[Help Wanted] facebook/seamless-m4t-v2-large does not support the traditional Chinese language (cmn_Hant).

#17

by ZoneTwelve - opened Dec 8, 2023

Dec 8, 2023

•

edited Dec 8, 2023

I'm not sure what caused this issue, but the error message just says that it doesn't support 'cmn_Hant'.
To my understanding, the model card indicates that it supports Traditional Chinese.

The source code:

#!/usr/bin/env python
from transformers import AutoProcessor, SeamlessM4Tv2Model
import torchaudio

processor = AutoProcessor.from_pretrained("facebook/seamless-m4t-v2-large")
model = SeamlessM4Tv2Model.from_pretrained("facebook/seamless-m4t-v2-large")

# from text
text_inputs = processor(text = "Hello, my dog is cute", src_lang="eng", return_tensors="pt")
audio_array_from_text = model.generate(**text_inputs, tgt_lang="cmn_Hant")[0].cpu().numpy().squeeze()

# from audio
audio, orig_freq =  torchaudio.load("https://www2.cs.uic.edu/~i101/SoundFiles/preamble10.wav")
audio =  torchaudio.functional.resample(audio, orig_freq=orig_freq, new_freq=16_000) # must be a 16 kHz waveform array
audio_inputs = processor(audios=audio, return_tensors="pt")
audio_array_from_audio = model.generate(**audio_inputs, tgt_lang="rus")[0].cpu().numpy().squeeze()

/home/$(whoami)/miniforge3/envs/seamless-m4t-v2/lib/python3.10/site-packages/transformers/deepspeed.py:23: FutureWarning: transformers.deepspeed module is deprecated and will be removed in a future version.

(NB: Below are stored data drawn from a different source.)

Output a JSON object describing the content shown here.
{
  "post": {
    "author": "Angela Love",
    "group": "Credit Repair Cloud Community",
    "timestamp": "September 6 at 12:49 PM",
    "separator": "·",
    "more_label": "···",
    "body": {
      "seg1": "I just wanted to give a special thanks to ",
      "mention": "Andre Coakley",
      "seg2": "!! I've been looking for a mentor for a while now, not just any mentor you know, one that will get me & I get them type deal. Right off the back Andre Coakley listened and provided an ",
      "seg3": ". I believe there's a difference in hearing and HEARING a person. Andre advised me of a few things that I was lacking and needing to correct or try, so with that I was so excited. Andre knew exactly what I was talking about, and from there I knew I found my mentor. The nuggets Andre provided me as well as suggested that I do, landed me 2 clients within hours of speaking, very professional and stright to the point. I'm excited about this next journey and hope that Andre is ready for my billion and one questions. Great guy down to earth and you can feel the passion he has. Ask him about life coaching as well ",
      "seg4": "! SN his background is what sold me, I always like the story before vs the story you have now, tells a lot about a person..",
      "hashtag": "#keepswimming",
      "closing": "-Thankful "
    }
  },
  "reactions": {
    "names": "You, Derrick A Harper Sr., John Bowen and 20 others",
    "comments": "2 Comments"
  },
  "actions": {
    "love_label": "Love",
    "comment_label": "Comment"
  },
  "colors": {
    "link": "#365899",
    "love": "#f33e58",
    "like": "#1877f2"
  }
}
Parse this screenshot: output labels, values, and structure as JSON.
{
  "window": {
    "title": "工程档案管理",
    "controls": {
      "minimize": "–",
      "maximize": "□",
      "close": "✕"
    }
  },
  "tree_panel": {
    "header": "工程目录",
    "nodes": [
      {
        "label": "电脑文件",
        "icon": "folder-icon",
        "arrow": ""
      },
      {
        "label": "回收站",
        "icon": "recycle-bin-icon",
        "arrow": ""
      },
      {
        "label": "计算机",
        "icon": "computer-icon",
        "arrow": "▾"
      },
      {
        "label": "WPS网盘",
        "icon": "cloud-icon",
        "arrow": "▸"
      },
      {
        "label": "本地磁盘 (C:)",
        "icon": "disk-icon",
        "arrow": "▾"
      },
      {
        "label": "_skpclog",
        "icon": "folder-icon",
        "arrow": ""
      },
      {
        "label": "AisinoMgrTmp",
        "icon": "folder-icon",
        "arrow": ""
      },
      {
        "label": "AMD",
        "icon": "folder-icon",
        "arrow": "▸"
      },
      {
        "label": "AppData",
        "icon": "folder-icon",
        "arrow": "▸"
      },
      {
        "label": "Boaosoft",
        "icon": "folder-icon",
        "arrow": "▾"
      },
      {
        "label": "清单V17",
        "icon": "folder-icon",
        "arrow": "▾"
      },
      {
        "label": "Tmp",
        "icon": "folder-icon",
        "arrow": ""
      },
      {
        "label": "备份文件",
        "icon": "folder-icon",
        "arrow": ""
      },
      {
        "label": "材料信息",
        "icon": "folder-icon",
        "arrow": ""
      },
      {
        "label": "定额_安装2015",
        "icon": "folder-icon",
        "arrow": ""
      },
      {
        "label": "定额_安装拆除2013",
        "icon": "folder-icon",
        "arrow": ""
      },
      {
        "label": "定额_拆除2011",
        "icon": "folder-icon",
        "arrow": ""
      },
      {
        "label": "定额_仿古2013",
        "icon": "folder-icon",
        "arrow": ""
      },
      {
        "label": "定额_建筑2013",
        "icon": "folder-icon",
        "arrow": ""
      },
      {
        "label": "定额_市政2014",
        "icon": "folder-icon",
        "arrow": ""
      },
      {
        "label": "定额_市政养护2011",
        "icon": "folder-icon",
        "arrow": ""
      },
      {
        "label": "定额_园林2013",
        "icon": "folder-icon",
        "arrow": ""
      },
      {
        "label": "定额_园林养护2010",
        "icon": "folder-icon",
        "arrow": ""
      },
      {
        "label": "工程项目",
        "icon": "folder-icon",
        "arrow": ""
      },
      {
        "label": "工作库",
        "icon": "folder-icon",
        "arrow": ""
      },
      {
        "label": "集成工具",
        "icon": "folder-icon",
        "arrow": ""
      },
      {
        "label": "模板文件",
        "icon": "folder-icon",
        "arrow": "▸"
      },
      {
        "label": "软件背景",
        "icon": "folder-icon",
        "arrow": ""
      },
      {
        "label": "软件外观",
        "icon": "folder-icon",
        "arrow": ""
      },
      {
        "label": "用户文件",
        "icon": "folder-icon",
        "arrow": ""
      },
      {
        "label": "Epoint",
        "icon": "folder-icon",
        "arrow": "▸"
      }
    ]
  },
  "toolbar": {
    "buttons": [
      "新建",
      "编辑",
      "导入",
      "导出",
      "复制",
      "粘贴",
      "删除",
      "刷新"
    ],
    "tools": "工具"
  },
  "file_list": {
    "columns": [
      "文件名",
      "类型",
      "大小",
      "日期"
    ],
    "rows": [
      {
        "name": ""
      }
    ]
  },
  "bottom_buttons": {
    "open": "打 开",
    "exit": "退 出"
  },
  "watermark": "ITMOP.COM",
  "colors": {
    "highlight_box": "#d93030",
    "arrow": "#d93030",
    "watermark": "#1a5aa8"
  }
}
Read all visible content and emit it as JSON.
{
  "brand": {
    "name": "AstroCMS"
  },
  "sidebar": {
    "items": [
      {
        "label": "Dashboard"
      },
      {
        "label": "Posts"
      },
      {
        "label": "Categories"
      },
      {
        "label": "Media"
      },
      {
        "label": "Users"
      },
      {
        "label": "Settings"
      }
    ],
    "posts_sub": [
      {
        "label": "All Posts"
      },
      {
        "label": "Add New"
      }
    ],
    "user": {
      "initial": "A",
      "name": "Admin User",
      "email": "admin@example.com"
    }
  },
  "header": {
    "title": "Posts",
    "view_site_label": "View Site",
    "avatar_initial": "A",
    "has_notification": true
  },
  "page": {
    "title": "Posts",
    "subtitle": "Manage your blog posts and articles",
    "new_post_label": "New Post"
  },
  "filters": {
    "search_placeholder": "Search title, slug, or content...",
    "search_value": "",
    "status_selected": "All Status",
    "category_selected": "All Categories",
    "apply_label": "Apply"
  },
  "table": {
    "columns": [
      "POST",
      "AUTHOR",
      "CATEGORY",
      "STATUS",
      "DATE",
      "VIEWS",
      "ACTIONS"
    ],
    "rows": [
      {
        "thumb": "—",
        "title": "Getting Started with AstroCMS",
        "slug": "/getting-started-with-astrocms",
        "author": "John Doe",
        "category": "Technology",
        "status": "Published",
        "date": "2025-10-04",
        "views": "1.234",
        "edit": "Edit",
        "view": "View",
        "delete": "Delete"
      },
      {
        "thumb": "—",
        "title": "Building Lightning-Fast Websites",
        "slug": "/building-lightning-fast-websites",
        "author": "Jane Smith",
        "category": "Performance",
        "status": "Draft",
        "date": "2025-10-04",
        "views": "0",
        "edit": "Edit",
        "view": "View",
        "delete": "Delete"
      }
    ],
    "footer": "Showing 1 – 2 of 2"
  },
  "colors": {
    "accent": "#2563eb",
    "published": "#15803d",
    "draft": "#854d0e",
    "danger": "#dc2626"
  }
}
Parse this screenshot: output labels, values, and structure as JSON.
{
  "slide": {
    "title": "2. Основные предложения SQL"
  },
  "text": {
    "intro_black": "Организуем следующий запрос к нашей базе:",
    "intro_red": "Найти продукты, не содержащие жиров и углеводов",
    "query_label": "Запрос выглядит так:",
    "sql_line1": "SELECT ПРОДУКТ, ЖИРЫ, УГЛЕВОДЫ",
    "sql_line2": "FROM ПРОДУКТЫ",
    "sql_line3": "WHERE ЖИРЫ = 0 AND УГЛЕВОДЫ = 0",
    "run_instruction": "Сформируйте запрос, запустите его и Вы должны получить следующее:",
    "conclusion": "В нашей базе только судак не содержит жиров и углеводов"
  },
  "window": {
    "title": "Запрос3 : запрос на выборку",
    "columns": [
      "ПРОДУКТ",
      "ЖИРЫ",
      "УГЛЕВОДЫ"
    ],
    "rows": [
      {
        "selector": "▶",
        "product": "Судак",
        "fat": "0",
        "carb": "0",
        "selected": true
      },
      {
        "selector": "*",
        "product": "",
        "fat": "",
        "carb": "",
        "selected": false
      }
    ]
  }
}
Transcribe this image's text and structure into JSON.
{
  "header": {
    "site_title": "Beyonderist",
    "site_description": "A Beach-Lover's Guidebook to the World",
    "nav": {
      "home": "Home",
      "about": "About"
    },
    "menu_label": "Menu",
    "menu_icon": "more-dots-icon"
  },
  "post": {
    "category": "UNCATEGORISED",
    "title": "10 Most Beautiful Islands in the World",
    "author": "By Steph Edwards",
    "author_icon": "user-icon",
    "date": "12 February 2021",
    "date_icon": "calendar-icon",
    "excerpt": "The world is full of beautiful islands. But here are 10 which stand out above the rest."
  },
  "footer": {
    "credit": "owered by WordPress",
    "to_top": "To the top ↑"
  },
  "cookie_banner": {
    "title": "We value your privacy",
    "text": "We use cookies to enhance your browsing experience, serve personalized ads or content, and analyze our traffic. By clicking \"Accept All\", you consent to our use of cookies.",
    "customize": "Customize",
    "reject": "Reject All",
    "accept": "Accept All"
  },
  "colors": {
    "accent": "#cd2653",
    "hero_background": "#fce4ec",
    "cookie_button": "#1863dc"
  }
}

Please import deepspeed modules directly from transformers.integrations
  warnings.warn(
Special tokens have been added in the vocabulary, make sure the associated word embeddings are fine-tuned or trained.
Special tokens have been added in the vocabulary, make sure the associated word embeddings are fine-tuned or trained.
Loading checkpoint shards: 100%|███████████████████████████████████████████████████████████████████████████████████████████████████████████████████████████████| 2/2 [00:28<00:00, 14.25s/it]
Traceback (most recent call last):
  File "/work/$(whoami)/code/seamless-m4t-v2-large/main.py", line 10, in <module>
    audio_array_from_text = model.generate(**text_inputs, tgt_lang="cmn_Hant")[0].cpu().numpy().squeeze()
  File "/home/$(whoami)/miniforge3/envs/seamless-m4t-v2/lib/python3.10/site-packages/torch/utils/_contextlib.py", line 115, in decorate_context
    return func(*args, **kwargs)
  File "/home/$(whoami)/miniforge3/envs/seamless-m4t-v2/lib/python3.10/site-packages/transformers/models/seamless_m4t_v2/modeling_seamless_m4t_v2.py", line 4607, in generate
    raise ValueError(
ValueError: `tgt_lang=cmn_Hant` is not supported by this model.
                    Please specify a `tgt_lang` in arb,ben,cat,ces,cmn,cym,dan,deu,eng,est,fin,fra,hin,ind,ita,jpn,kan,kor,mlt,nld,pes,pol,por,ron,rus,slk,spa,swe,swh,tam,tel,tgl,tha,tur,ukr,urd,uzn,vie. Note that SeamlessM4Tv2 supports
                    more languages for text translation than for speech synthesis.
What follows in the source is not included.